Many people waved placards reading: “Criminals”, “State: Killer of your children” and “President Christofias Resign.”
Dozens of containers of gunpowder seized years ago from an Iranian cargo ship exploded on Cyprus' main naval base on Monday in a massive blast that killed 12 people, wounded 62.
Police said Wednesday that they arrested 20 people during the protest. They said protesters hurled rocks, flares and fire bombs at riot police, who responded with tear gas. Five police officers were slightly injured.
Student Emma Charalambous says that it was there that security forces dispersed many of the protesters by using tear gas late Tuesday.
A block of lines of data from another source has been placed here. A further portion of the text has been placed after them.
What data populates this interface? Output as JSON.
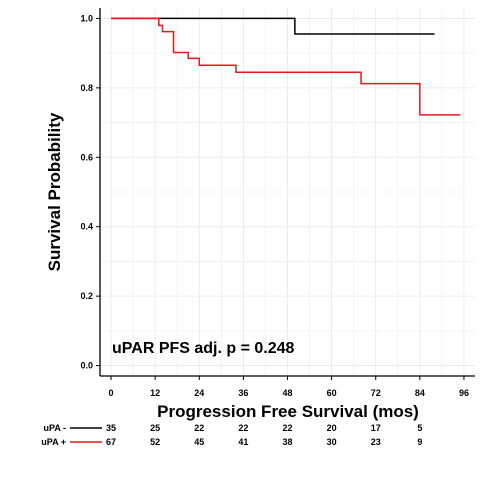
{
  "chart_data": {
    "type": "line",
    "subtype": "kaplan-meier-step",
    "title": "",
    "xlabel": "Progression Free Survival (mos)",
    "ylabel": "Survival Probability",
    "xlim": [
      -3,
      99
    ],
    "ylim": [
      -0.03,
      1.03
    ],
    "xticks": [
      0,
      12,
      24,
      36,
      48,
      60,
      72,
      84,
      96
    ],
    "yticks": [
      0.0,
      0.2,
      0.4,
      0.6,
      0.8,
      1.0
    ],
    "ytick_labels": [
      "0.0",
      "0.2",
      "0.4",
      "0.6",
      "0.8",
      "1.0"
    ],
    "grid": true,
    "annotation": "uPAR PFS  adj. p = 0.248",
    "series": [
      {
        "name": "uPA -",
        "color": "#000000",
        "steps": [
          [
            0,
            1.0
          ],
          [
            50,
            1.0
          ],
          [
            50,
            0.955
          ],
          [
            88,
            0.955
          ]
        ]
      },
      {
        "name": "uPA +",
        "color": "#e41a1c",
        "steps": [
          [
            0,
            1.0
          ],
          [
            13,
            1.0
          ],
          [
            13,
            0.98
          ],
          [
            14,
            0.98
          ],
          [
            14,
            0.962
          ],
          [
            17,
            0.962
          ],
          [
            17,
            0.902
          ],
          [
            21,
            0.902
          ],
          [
            21,
            0.885
          ],
          [
            24,
            0.885
          ],
          [
            24,
            0.865
          ],
          [
            34,
            0.865
          ],
          [
            34,
            0.845
          ],
          [
            68,
            0.845
          ],
          [
            68,
            0.812
          ],
          [
            84,
            0.812
          ],
          [
            84,
            0.722
          ],
          [
            95,
            0.722
          ]
        ]
      }
    ],
    "risk_table": {
      "times": [
        0,
        12,
        24,
        36,
        48,
        60,
        72,
        84
      ],
      "rows": [
        {
          "label": "uPA -",
          "color": "#000000",
          "counts": [
            "35",
            "25",
            "22",
            "22",
            "22",
            "20",
            "17",
            "5"
          ]
        },
        {
          "label": "uPA +",
          "color": "#e41a1c",
          "counts": [
            "67",
            "52",
            "45",
            "41",
            "38",
            "30",
            "23",
            "9"
          ]
        }
      ]
    }
  }
}
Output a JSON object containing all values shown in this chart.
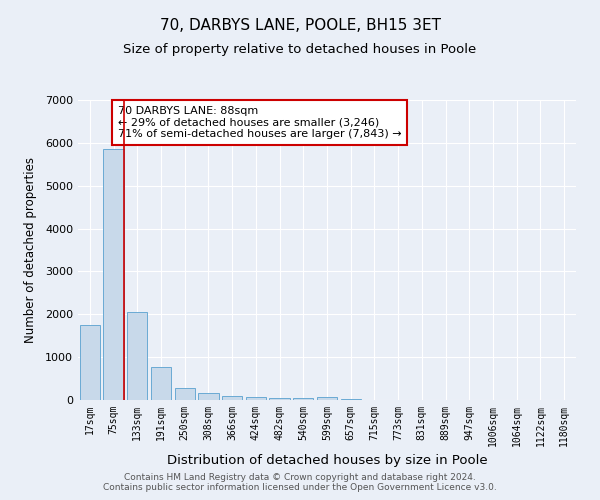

"Well at first it was quite peaceful and everyone was just doing a march for mourning and they had candles and everything lit, but then rocks started flying and tear gas from all directions coming everywhere," she said. "Literally you could not see. Grandchildren, grandparents - there were all ages there."
Meanwhile, funeral services for eight of the twelve dead that included the island's navy chief were held Wednesday, with crowds applauding the victims as their caskets were carried into churches.
Petitions on the internet for the president to resign have also gathered pace, with thousands of people signing a Face book campaign.
Monday's blast also wrecked a key power plant and forced the resignations of the defense minister and the military chief.
The spokesman for the Cyprus Electricity Authority says that the island was already having extensive power cuts, which are causing blackouts in most districts.
"We must cut supplies in some areas, in turn, for two to three hours every day," said the spokesman. "I must clarify that airports, hospitals, tourist areas and industrial estates will not be affected from the power cuts in an effort not to cause problems for our economy - only residential areas will be affected."
The military base stored munitions from the Monchegorsk, which Cyprus intercepted sailing from Iran to Syria in 2009, confiscating its cargo for being in violation of UN sanctions on Iran.